About the IPPR's 'Great Expectations' report
The report shows that girls have been outperforming boys at school since 1996. The number of young women going to university has outstripped men since 1992, across different ethnic and class groups, and young women are also more likely to obtain a first or upper second degree than their male contemporaries.
Women now make up half the workforce – compared to 36 per cent in 1971 and 29 per cent in 1931 – and the proportion of married women and mothers in work has risen substantially over the same period, to the extent that the dual earner couples now represent a significant proportion of all households (16.2 million people live in a household headed by either a single person or an adult where all adults work full time. A further 8.1 million people live in a household headed by a couple with one working full time and another working part time compared to 6.6 million individuals living in a household where one person works full time and one does not work).
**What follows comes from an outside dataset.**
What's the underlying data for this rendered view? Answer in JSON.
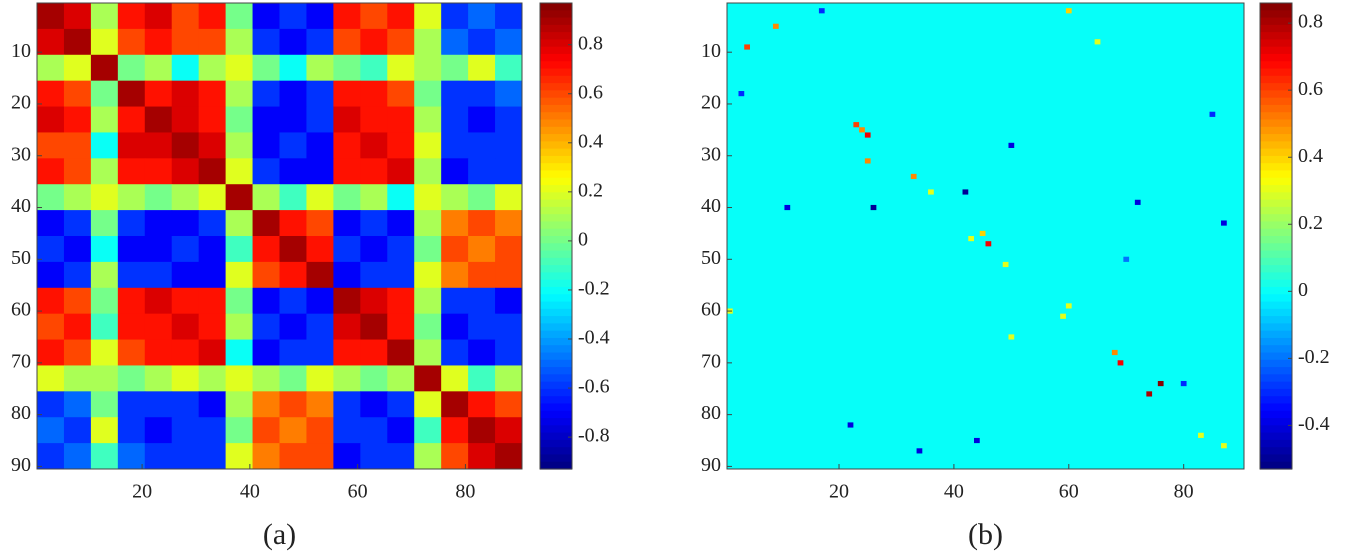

The analysis above is based on full time workers, but the pay gap between full-time and part-time workers is much larger (over 36 per cent, compared to between 10 and 15 per cent for full time workers) and has hardly fallen at all over the last 30 years. A report by the House of Commons Trade and Industry Committee estimated that 36 per cent of the gender pay gap was due to different employment patterns, including women’s greater likelihood of being in part time work compared to men. Part time work began to grow in the 1960s and consisted almost entirely of low paid jobs in the service and manufacturing sectors, occupied primarily by women with children. Between 1971 and 1993, a massive 93 per cent of the total increase in women’s employment was in part time work, and the proportion of women working part time increased from a third in 1971 to almost half (46 per cent) by 1993. The proportion of women in part time work has since fallen to 39 per cent, but this is still the third highest rate in the OECD, behind only the Netherlands and Switzerland.